Vu la communication effectuée par le Ministère public au recourant des décisions relatives à la surveillance secrète (cf. art. 279 al. 1 CPP), peu importe que ce dernier puisse avoir peut-être obtenu et utilisé le raccordement téléphonique et/ou l'appareil surveillés de manière non conforme aux art. 14 de la loi fédérale du 6 octobre 2000 sur la surveillance de la correspondance par poste et télécommunication (LSCPT; RS 780.1) et 19a de son ordonnance (OSCPT; RS 780.11; cf. a contrario l'arrêt 1C_626/2015 du 8 décembre 2015 consid. 1.4 et 1.5); ces faits n'ont au demeurant pas été établis par l'autorité précédente (art. 105 al. 1 LTF).
1.4. Pour le surplus, les conditions de recevabilité sont réunies et il y a donc lieu d'entrer en matière.
2. Invoquant les art. 269 et 197 CPP, le recourant reproche à l'autorité précédente d'avoir retenu que les conditions permettant la mise en oeuvre de mesures de surveillance secrète étaient réunies.
2.1. Selon l'art. 269 al. 1 CPP, le ministère public peut ordonner la surveillance de la correspondance par poste et télécommunication aux conditions suivantes : de graves soupçons laissent présumer que l'une des infractions visées à l'alinéa 2 a été commise (let. a; ci-après consid. 2.2); cette mesure se justifie au regard de la gravité de l'infraction (let. b); les mesures prises jusqu'alors dans le cadre de l'instruction sont restées sans succès ou les recherches n'auraient aucune chance d'aboutir ou seraient excessivement difficiles en l'absence de surveillance (let. c; ci-après consid. 2.3).

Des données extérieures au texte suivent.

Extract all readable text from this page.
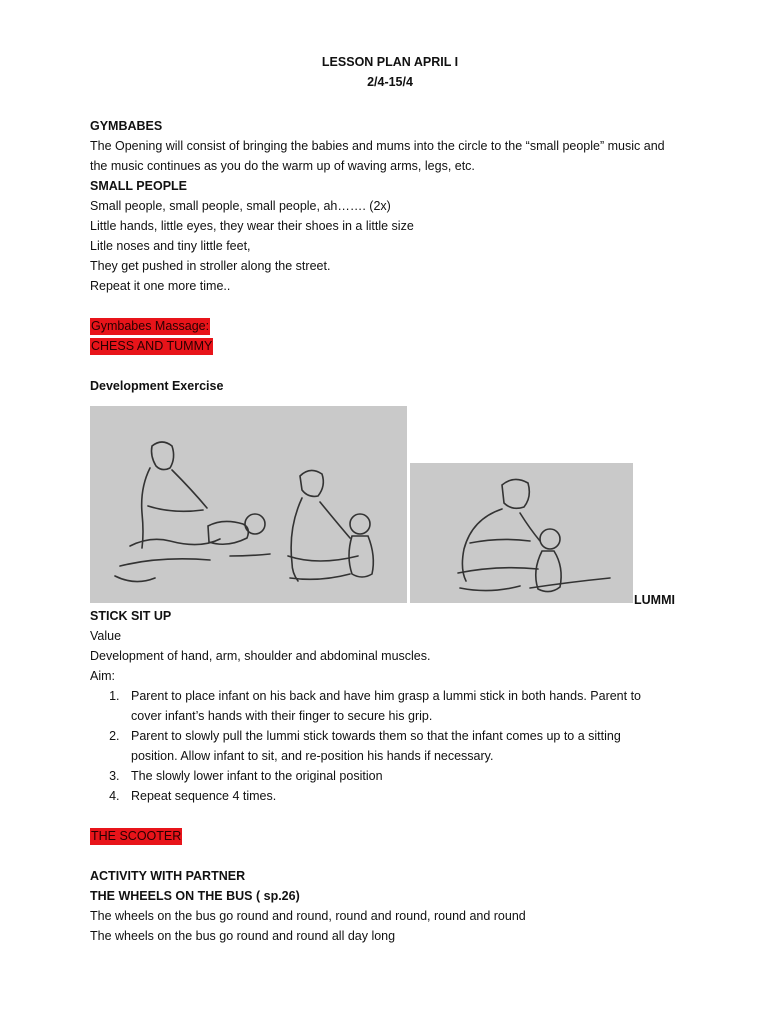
LESSON PLAN APRIL I
2/4-15/4
GYMBABES
The Opening will consist of bringing the babies and mums into the circle to the “small people” music and
the music continues as you do the warm up of waving arms, legs, etc.
SMALL PEOPLE
Small people, small people, small people, ah……. (2x)
Little hands, little eyes, they wear their shoes in a little size
Litle noses and tiny little feet,
They get pushed in stroller along the street.
Repeat it one more time..
Gymbabes Massage:
CHESS AND TUMMY
Development Exercise
LUMMI
STICK SIT UP
Value
Development of hand, arm, shoulder and abdominal muscles.
Aim:
1. Parent to place infant on his back and have him grasp a lummi stick in both hands. Parent to
cover infant’s hands with their finger to secure his grip.
2. Parent to slowly pull the lummi stick towards them so that the infant comes up to a sitting
position. Allow infant to sit, and re-position his hands if necessary.
3. The slowly lower infant to the original position
4. Repeat sequence 4 times.
THE SCOOTER
ACTIVITY WITH PARTNER
THE WHEELS ON THE BUS ( sp.26)
The wheels on the bus go round and round, round and round, round and round
The wheels on the bus go round and round all day long
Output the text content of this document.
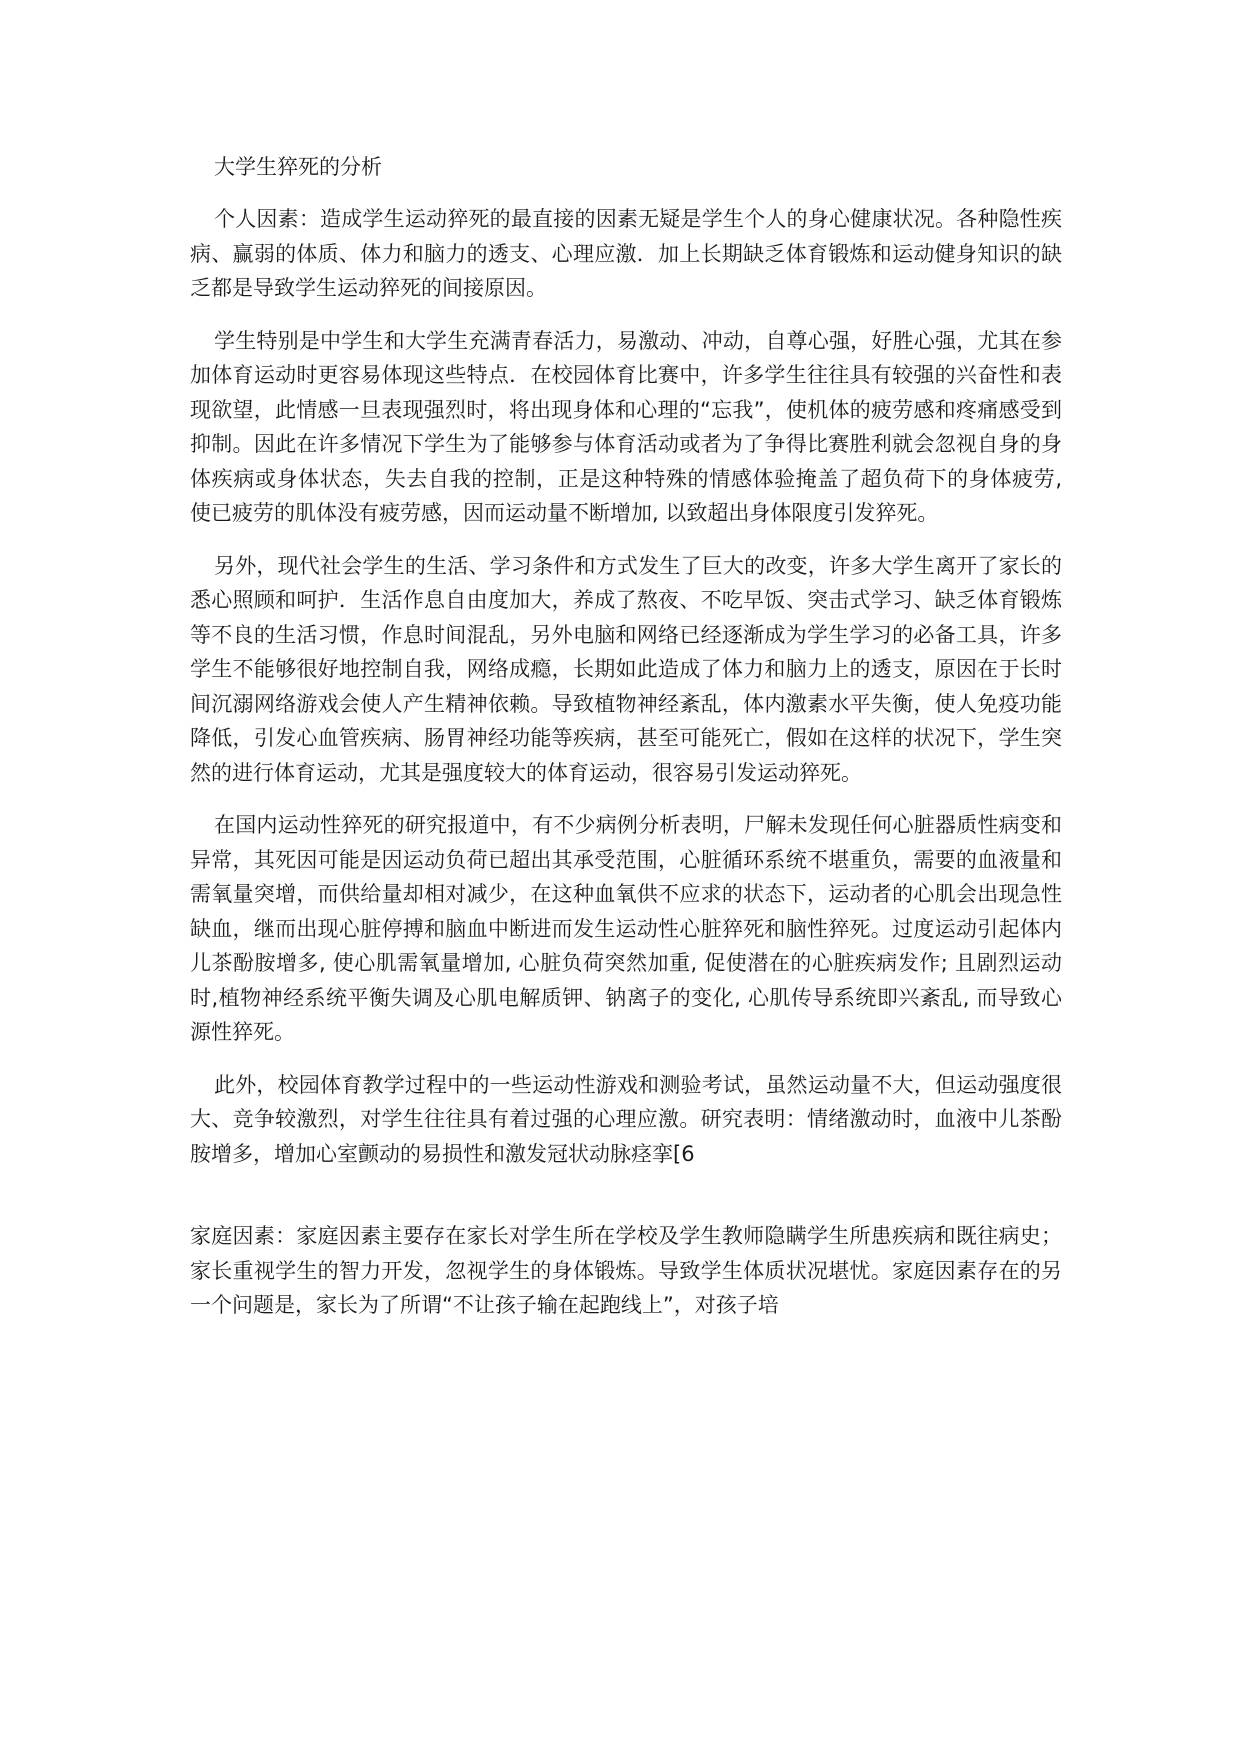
大学生猝死的分析

个人因素：造成学生运动猝死的最直接的因素无疑是学生个人的身心健康状况。各种隐性疾病、赢弱的体质、体力和脑力的透支、心理应激．加上长期缺乏体育锻炼和运动健身知识的缺乏都是导致学生运动猝死的间接原因。

学生特别是中学生和大学生充满青春活力，易激动、冲动，自尊心强，好胜心强，尤其在参加体育运动时更容易体现这些特点．在校园体育比赛中，许多学生往往具有较强的兴奋性和表现欲望，此情感一旦表现强烈时，将出现身体和心理的“忘我”，使机体的疲劳感和疼痛感受到抑制。因此在许多情况下学生为了能够参与体育活动或者为了争得比赛胜利就会忽视自身的身体疾病或身体状态，失去自我的控制，正是这种特殊的情感体验掩盖了超负荷下的身体疲劳, 使已疲劳的肌体没有疲劳感，因而运动量不断增加, 以致超出身体限度引发猝死。

另外，现代社会学生的生活、学习条件和方式发生了巨大的改变，许多大学生离开了家长的悉心照顾和呵护．生活作息自由度加大，养成了熬夜、不吃早饭、突击式学习、缺乏体育锻炼等不良的生活习惯，作息时间混乱，另外电脑和网络已经逐渐成为学生学习的必备工具，许多学生不能够很好地控制自我，网络成瘾，长期如此造成了体力和脑力上的透支，原因在于长时间沉溺网络游戏会使人产生精神依赖。导致植物神经紊乱，体内激素水平失衡，使人免疫功能降低，引发心血管疾病、肠胃神经功能等疾病，甚至可能死亡，假如在这样的状况下，学生突然的进行体育运动，尤其是强度较大的体育运动，很容易引发运动猝死。

在国内运动性猝死的研究报道中，有不少病例分析表明，尸解未发现任何心脏器质性病变和异常，其死因可能是因运动负荷已超出其承受范围，心脏循环系统不堪重负，需要的血液量和需氧量突增，而供给量却相对减少，在这种血氧供不应求的状态下，运动者的心肌会出现急性缺血，继而出现心脏停搏和脑血中断进而发生运动性心脏猝死和脑性猝死。过度运动引起体内儿茶酚胺增多, 使心肌需氧量增加, 心脏负荷突然加重, 促使潜在的心脏疾病发作; 且剧烈运动时,植物神经系统平衡失调及心肌电解质钾、钠离子的变化, 心肌传导系统即兴紊乱, 而导致心源性猝死。

此外，校园体育教学过程中的一些运动性游戏和测验考试，虽然运动量不大，但运动强度很大、竞争较激烈，对学生往往具有着过强的心理应激。研究表明：情绪激动时，血液中儿茶酚胺增多，增加心室颤动的易损性和激发冠状动脉痉挛[6

家庭因素：家庭因素主要存在家长对学生所在学校及学生教师隐瞒学生所患疾病和既往病史；家长重视学生的智力开发，忽视学生的身体锻炼。导致学生体质状况堪忧。家庭因素存在的另一个问题是，家长为了所谓“不让孩子输在起跑线上”，对孩子培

Seules les infractions visées par le catalogue exhaustif de l'art. 269 al. 2 CPP peuvent justifier une surveillance; parmi celles-ci figurent les infractions réprimées à l'art. 19 al. 2 de la loi fédérale du 3 octobre 1951 sur les stupéfiants et les substances psychotropes (LStup; RS 812.121; art. 269 al. 2 let. f CPP).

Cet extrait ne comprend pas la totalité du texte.